June 2021 by Ben Taffijn
Tao Te Ching – by Lao Tsu
I The Way
The way you can go is not the real way. The name you can say is not the real name.
Heaven and earth begin in the unnamed: name is the mother of the ten thousand things.
The unwanting soul sees what is hidden, the ever wanting soul sees what it wants.
Two things, one origin, dif’rent in name, whose identity is mystery.
Mystery of all mysteries! The door to the hidden.
Return is how the Way moves. Weakness is how the Way works.
Heaven and Earth and the ten thousand things are born of being.
Being is born of nothing.
III Water and Stone
What is softest in the world rushes and runs over what is hardest in the world.
The immaterial enters the impenetrable.
So I know the good in not doing.
The wordless teaching, the profit in not doing – not many understand it.
IV Real power
What is perfectly whole seems flawed but you can use it forever.
What is perfectly full seems empty but you cannot use it up.
True straightness looks crooked.

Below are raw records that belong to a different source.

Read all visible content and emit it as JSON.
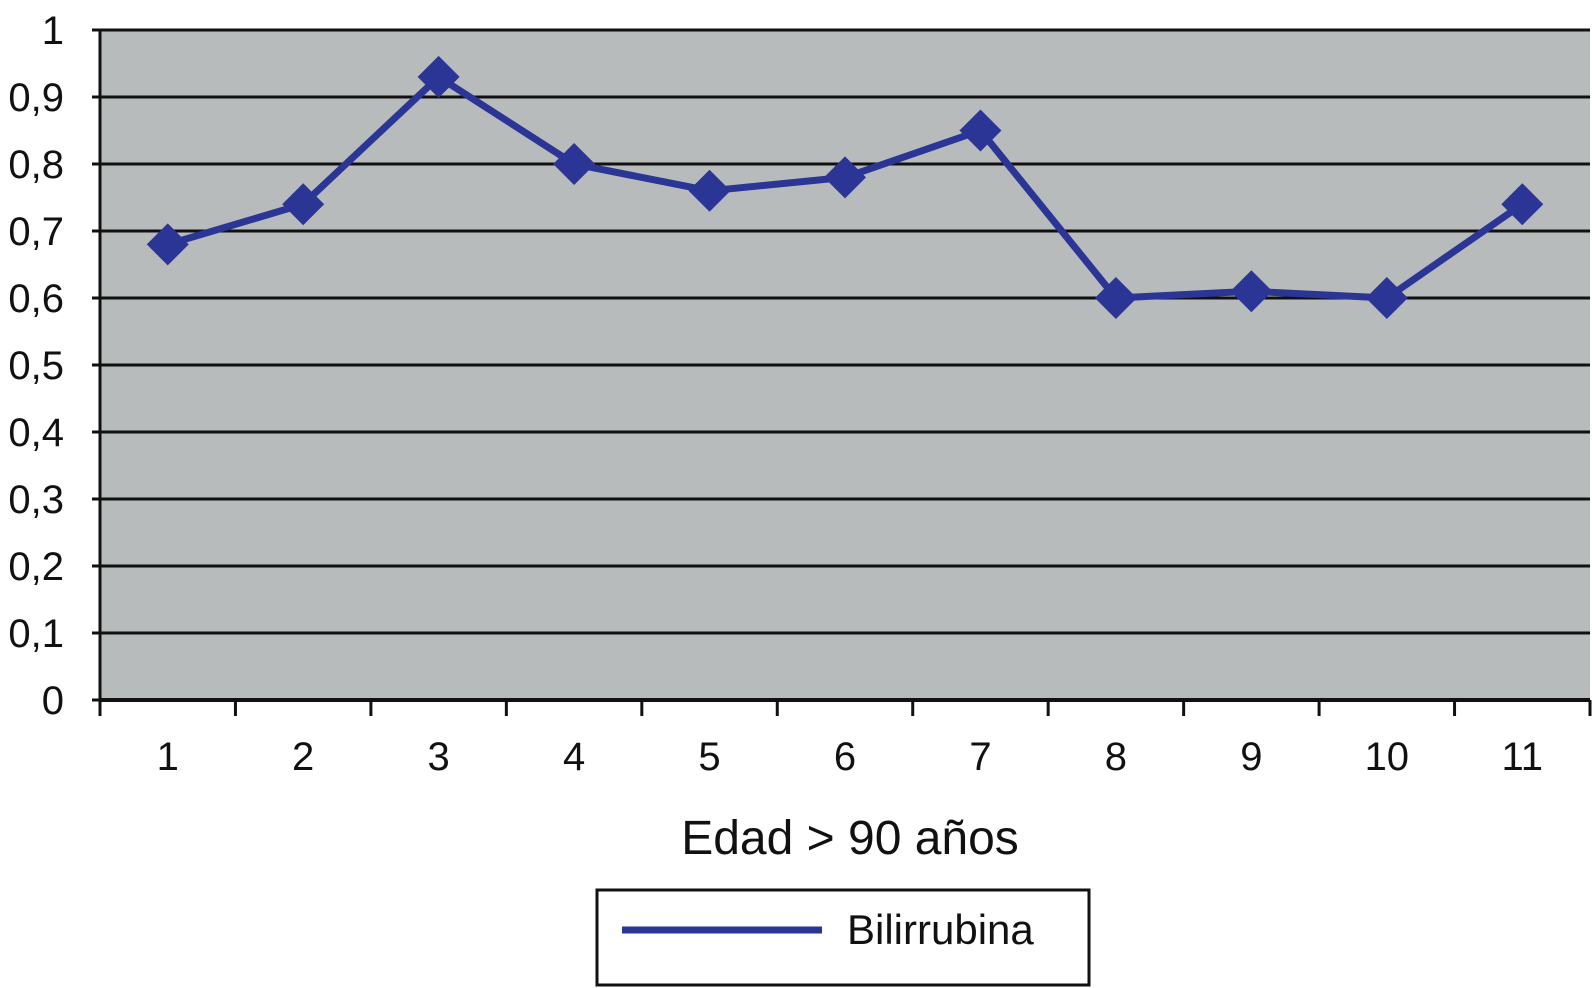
{
  "chart_data": {
    "type": "line",
    "categories": [
      "1",
      "2",
      "3",
      "4",
      "5",
      "6",
      "7",
      "8",
      "9",
      "10",
      "11"
    ],
    "series": [
      {
        "name": "Bilirrubina",
        "values": [
          0.68,
          0.74,
          0.93,
          0.8,
          0.76,
          0.78,
          0.85,
          0.6,
          0.61,
          0.6,
          0.74
        ],
        "marker": "diamond"
      }
    ],
    "xlabel": "Edad > 90 años",
    "ylabel": "",
    "ylim": [
      0,
      1
    ],
    "yticks": [
      {
        "value": 0,
        "label": "0"
      },
      {
        "value": 0.1,
        "label": "0,1"
      },
      {
        "value": 0.2,
        "label": "0,2"
      },
      {
        "value": 0.3,
        "label": "0,3"
      },
      {
        "value": 0.4,
        "label": "0,4"
      },
      {
        "value": 0.5,
        "label": "0,5"
      },
      {
        "value": 0.6,
        "label": "0,6"
      },
      {
        "value": 0.7,
        "label": "0,7"
      },
      {
        "value": 0.8,
        "label": "0,8"
      },
      {
        "value": 0.9,
        "label": "0,9"
      },
      {
        "value": 1,
        "label": "1"
      }
    ],
    "grid": true,
    "legend_position": "bottom",
    "colors": {
      "plot_background": "#b8bbbb",
      "series": "#2b3595",
      "gridline": "#111111"
    }
  }
}
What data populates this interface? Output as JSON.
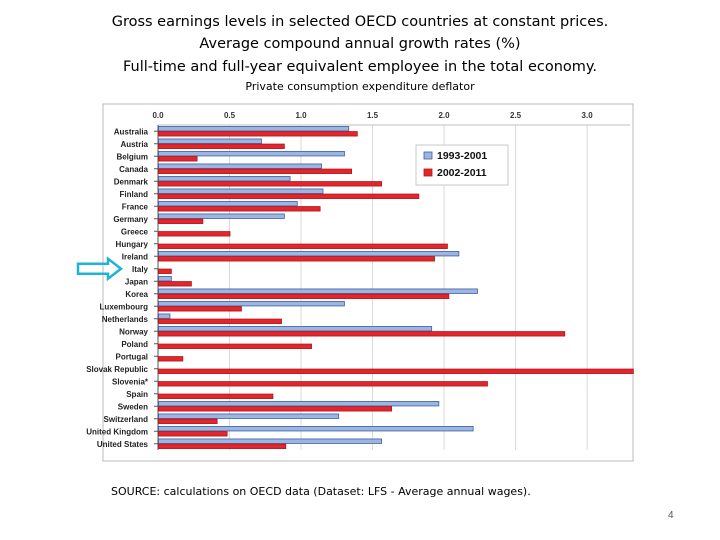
{
  "slide": {
    "title_line1": "Gross earnings levels in selected OECD countries at constant prices.",
    "title_line2": "Average compound annual growth rates (%)",
    "title_line3": "Full-time and full-year equivalent employee in the total economy.",
    "subtitle": "Private consumption expenditure deflator",
    "source": "SOURCE: calculations on OECD data (Dataset: LFS - Average annual wages).",
    "page_number": "4",
    "highlighted_category": "Italy"
  },
  "chart_data": {
    "type": "bar",
    "orientation": "horizontal",
    "categories": [
      "Australia",
      "Austria",
      "Belgium",
      "Canada",
      "Denmark",
      "Finland",
      "France",
      "Germany",
      "Greece",
      "Hungary",
      "Ireland",
      "Italy",
      "Japan",
      "Korea",
      "Luxembourg",
      "Netherlands",
      "Norway",
      "Poland",
      "Portugal",
      "Slovak Republic",
      "Slovenia*",
      "Spain",
      "Sweden",
      "Switzerland",
      "United Kingdom",
      "United States"
    ],
    "series": [
      {
        "name": "1993-2001",
        "color": "#9db6e0",
        "border": "#3a5fa8",
        "values": [
          1.33,
          0.72,
          1.3,
          1.14,
          0.92,
          1.15,
          0.97,
          0.88,
          0.0,
          0.0,
          2.1,
          0.0,
          0.09,
          2.23,
          1.3,
          0.08,
          1.91,
          0.0,
          0.0,
          0.0,
          0.0,
          0.0,
          1.96,
          1.26,
          2.2,
          1.56
        ]
      },
      {
        "name": "2002-2011",
        "color": "#e3262b",
        "border": "#b0161b",
        "values": [
          1.39,
          0.88,
          0.27,
          1.35,
          1.56,
          1.82,
          1.13,
          0.31,
          0.5,
          2.02,
          1.93,
          0.09,
          0.23,
          2.03,
          0.58,
          0.86,
          2.84,
          1.07,
          0.17,
          3.32,
          2.3,
          0.8,
          1.63,
          0.41,
          0.48,
          0.89
        ]
      }
    ],
    "x_ticks": [
      "0.0",
      "0.5",
      "1.0",
      "1.5",
      "2.0",
      "2.5",
      "3.0"
    ],
    "xlim": [
      0,
      3.3
    ],
    "legend_position": "top-right",
    "grid": true
  }
}
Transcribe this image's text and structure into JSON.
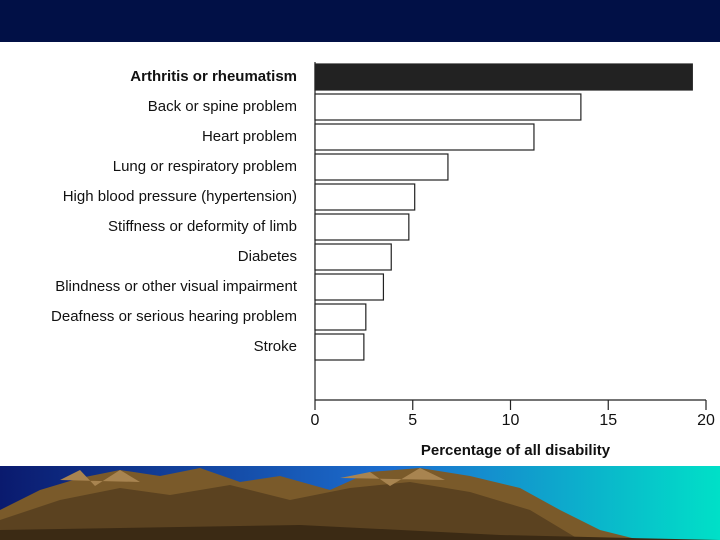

Great skill looks clumsy. Real eloquence seems to stammer.
In the cold, keep moving; In the heat, hold still; In the world, stay calm.
V Looking Far
Without going out the door, you may know the whole world.
Without looking through the window you may see the way of heaven.
The farther you go, the less you know.
The wise soul knows without going; sees without looking; does without doing.
The Way is empty: In use, but not used up.
Deep, the ancestor of all things.
It blunts its own sharpness, unties its own tangles, tempers its own brightness.
The Way is its own dust.
Deep but clear; existing, not existing.
From whence it came? There before all creation.